Perinatal Maternal Fat Intake Affects Metabolism and Hippocampal Function in the Offspring A Potential Role for Leptin

Both undernutrition and overnutrition of the mother during pregnancy and lactation produce a syndrome or altered energy balance in the offspring and has long-lasting consequences on CNS systems regulating food intake, metabolism, and food reward. Homeostatic circulating factors like insulin, glucocorticoids, and leptin that are generally increased by exposure to high fat/high caloric diets constitute important signals in these processes. They trigger functional activation or specific intracellular cascades mediating cellular sensitivity, survival, and synaptic plasticity.

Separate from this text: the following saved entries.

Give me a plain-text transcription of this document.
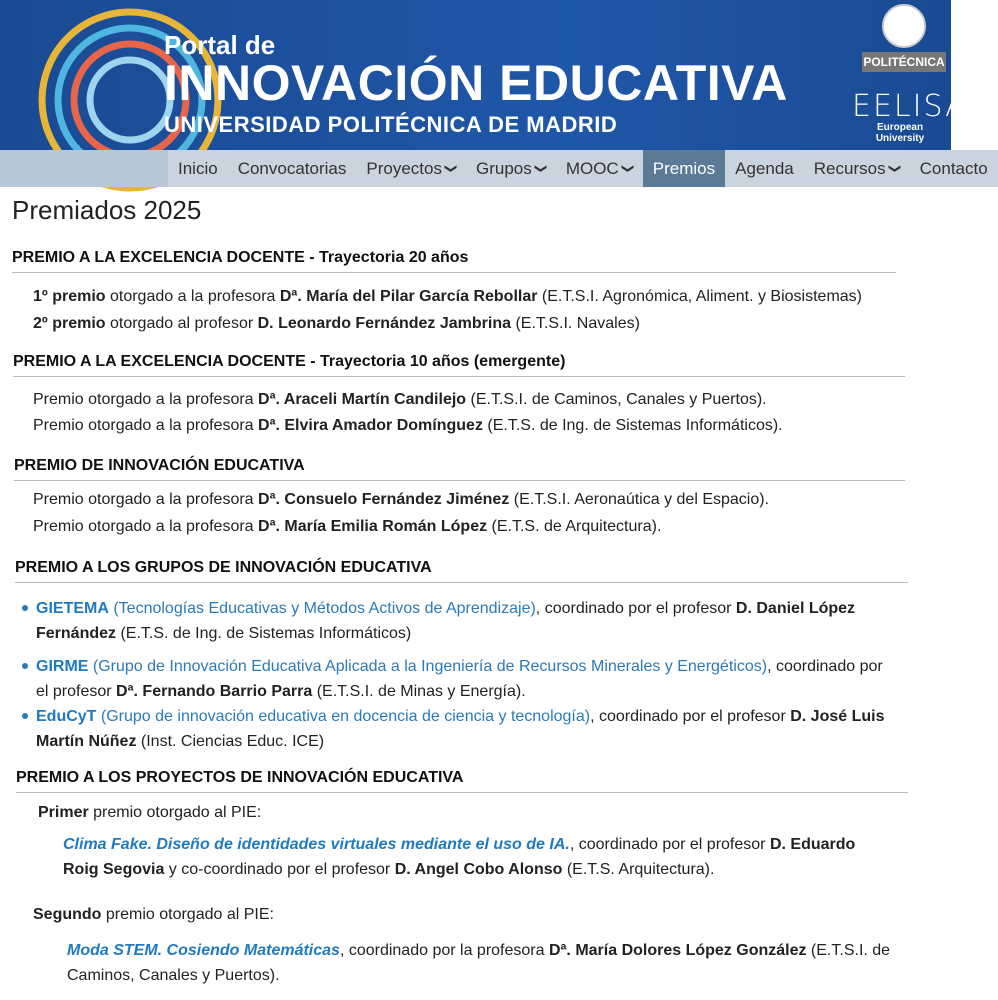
Portal de
INNOVACIÓN EDUCATIVA
UNIVERSIDAD POLITÉCNICA DE MADRID
POLITÉCNICA
EELISA
European University
Inicio Convocatorias Proyectos ❯	Grupos ❯	MOOC ❯	Premios Agenda Recursos ❯	Contacto
Premiados 2025
PREMIO A LA EXCELENCIA DOCENTE - Trayectoria 20 años
1º premio otorgado a la profesora Dª. María del Pilar García Rebollar (E.T.S.I. Agronómica, Aliment. y Biosistemas)
2º premio otorgado al profesor D. Leonardo Fernández Jambrina (E.T.S.I. Navales)
PREMIO A LA EXCELENCIA DOCENTE - Trayectoria 10 años (emergente)
Premio otorgado a la profesora Dª. Araceli Martín Candilejo (E.T.S.I. de Caminos, Canales y Puertos).
Premio otorgado a la profesora Dª. Elvira Amador Domínguez (E.T.S. de Ing. de Sistemas Informáticos).
PREMIO DE INNOVACIÓN EDUCATIVA
Premio otorgado a la profesora Dª. Consuelo Fernández Jiménez (E.T.S.I. Aeronaútica y del Espacio).
Premio otorgado a la profesora Dª. María Emilia Román López (E.T.S. de Arquitectura).
PREMIO A LOS GRUPOS DE INNOVACIÓN EDUCATIVA
GIETEMA (Tecnologías Educativas y Métodos Activos de Aprendizaje), coordinado por el profesor D. Daniel López Fernández (E.T.S. de Ing. de Sistemas Informáticos)
GIRME (Grupo de Innovación Educativa Aplicada a la Ingeniería de Recursos Minerales y Energéticos), coordinado por el profesor Dª. Fernando Barrio Parra (E.T.S.I. de Minas y Energía).
EduCyT (Grupo de innovación educativa en docencia de ciencia y tecnología), coordinado por el profesor D. José Luis Martín Núñez (Inst. Ciencias Educ. ICE)
PREMIO A LOS PROYECTOS DE INNOVACIÓN EDUCATIVA
Primer premio otorgado al PIE:
Clima Fake. Diseño de identidades virtuales mediante el uso de IA., coordinado por el profesor D. Eduardo Roig Segovia y co-coordinado por el profesor D. Angel Cobo Alonso (E.T.S. Arquitectura).
Segundo premio otorgado al PIE:
Moda STEM. Cosiendo Matemáticas, coordinado por la profesora Dª. María Dolores López González (E.T.S.I. de Caminos, Canales y Puertos).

Using a model whereby the late fetal and neonatal rat is exposed to increased high fat (HF) via HF feeding of the mother, we investigated the proximal (neonatal) and distal (adult) consequences on metabolism and hippocampal function in the offspring. Adult offspring of HF-fed mothers displayed several of the physiological and behavioral changes susceptible to leading to metabolic complications. These include elevated circulating concentrations of leptin and corticosterone, increased body weight gain and food intake, modest preference for fat-containing food types, as well as the onset of hypothalamic leptin resistance. In the hippocampus, HF-fed offspring or neonates treated with leptin show similar increases in neurogenesis and survival of newborn neurons. We identified some of the direct effects of leptin to increase synaptic proteins, N-methyl-D-aspartate (NMDA), and glucocorticoid receptors, and to reduce long-term potentiation (LTP) prior to weaning. While these studies have documented effects in animal models, concepts can easily be translated to human nutrition in order to help design better perinatal diets and nutritional preventive measures for mothers in a coordinated effort to curb the obesity trend.